Let´s go through the process that has brought us to this point in the history of e-Health. The first push came from the R&D organizations. More specifically, the European Commission, through its many R&D programs, has been financing research for years into what we know today as e-Health. Millions of euros have been lavished all over Europe to make e-Health a reality. As always, in the USA the private sector has been the driving force behind this endeavor. The result is a myriad, I could safely say even a milliard, of what is known as Personal Health Systems and other types of gadgets and integrated e-health systems.

The second lever for securing a wide permeability of e-Health is the people, i.e. the patient or the primary user. The use of ICT technology by the population is increasing by leaps and bounds. The older population, probably the strata that could most profit from the use of ICT tools to maintain their living standards, is changing radically. There is very little in common between the older population of today, and the future older population coming out of the baby boomers of the post-war. A recent study in Spain by Fundación Telefónica reveals that the population older than 55, is using internet for productive proposes (e.g. banking or filing taxes) at the same level as the rest of the population. And it is in these population strata in which the use of smartphones applications is having the biggest boost.

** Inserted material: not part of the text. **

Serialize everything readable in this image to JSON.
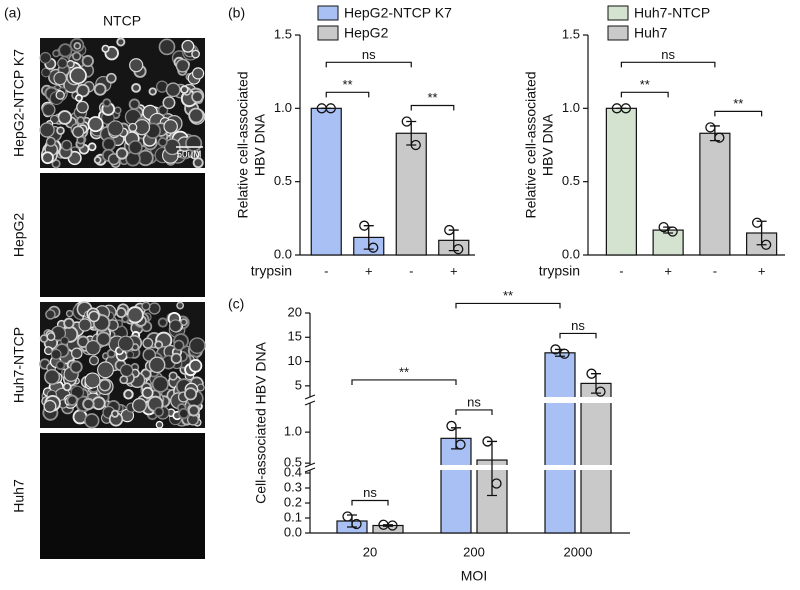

The secondary end user, the socio-health professional, is obviously an important lever for spreading the use of ICT socio-health applications. Although maybe a little dated, PwC released a study in 2012 on m-Health concluding that “Healthcare’s strong resistance to change will slow adoption of innovative m-Health”. A closer look at the study reveals that it is the skepticism of the professionals that hinders the extensive use of m-Health in particular and e-Health in general. Because I believe that unless professionals prescribe e-Health gadgets with the same confidence that they prescribe today a medicine or a treatment, e-Health will not take off.

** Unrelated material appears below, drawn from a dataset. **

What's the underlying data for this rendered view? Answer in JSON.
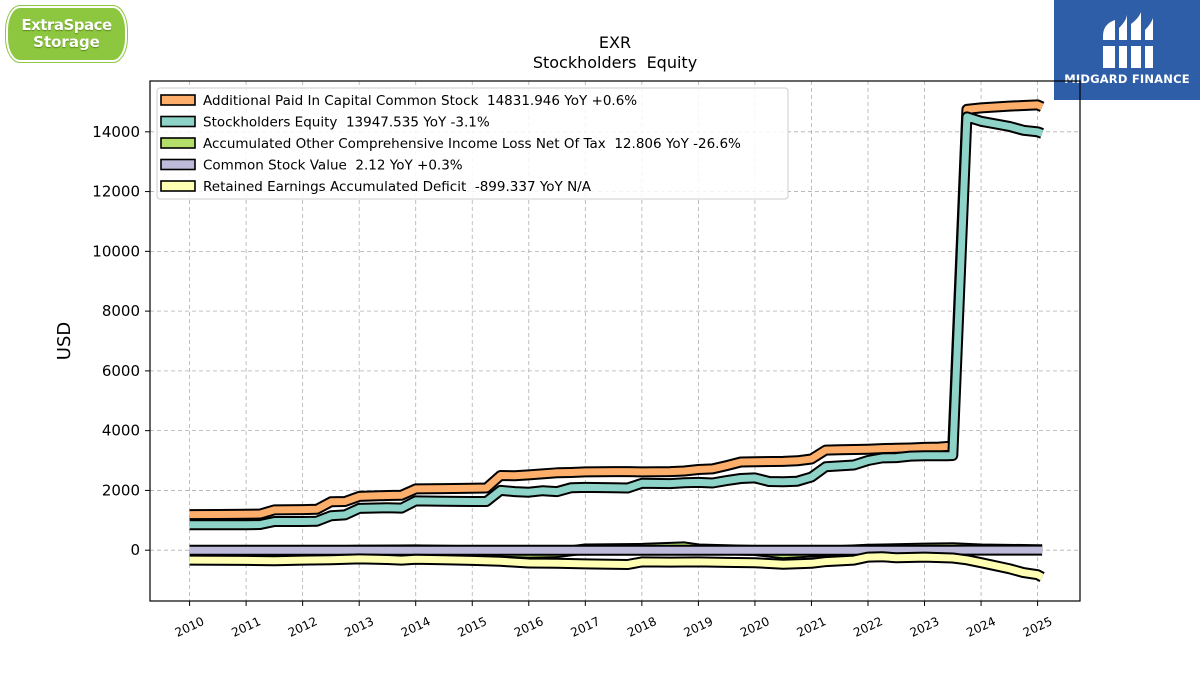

But for that to happen, the fourth lever has to act. This is no other than the socio-health care system; in Europe led by the public sector. It is very telling that while one branch of the public sector is pouring money into R&D, the other branch is simply ignoring the fact that ICT tools could save a lot of money in taking care of the socio and health ailments of the population they are covering. Is it so difficult for the politicians responsible for R&D and those in charge of the socio-health system to talk to each other? Apparently so, but I would appreciate your views on the subject so that among all of us we could find a path to a better and more e-Health world.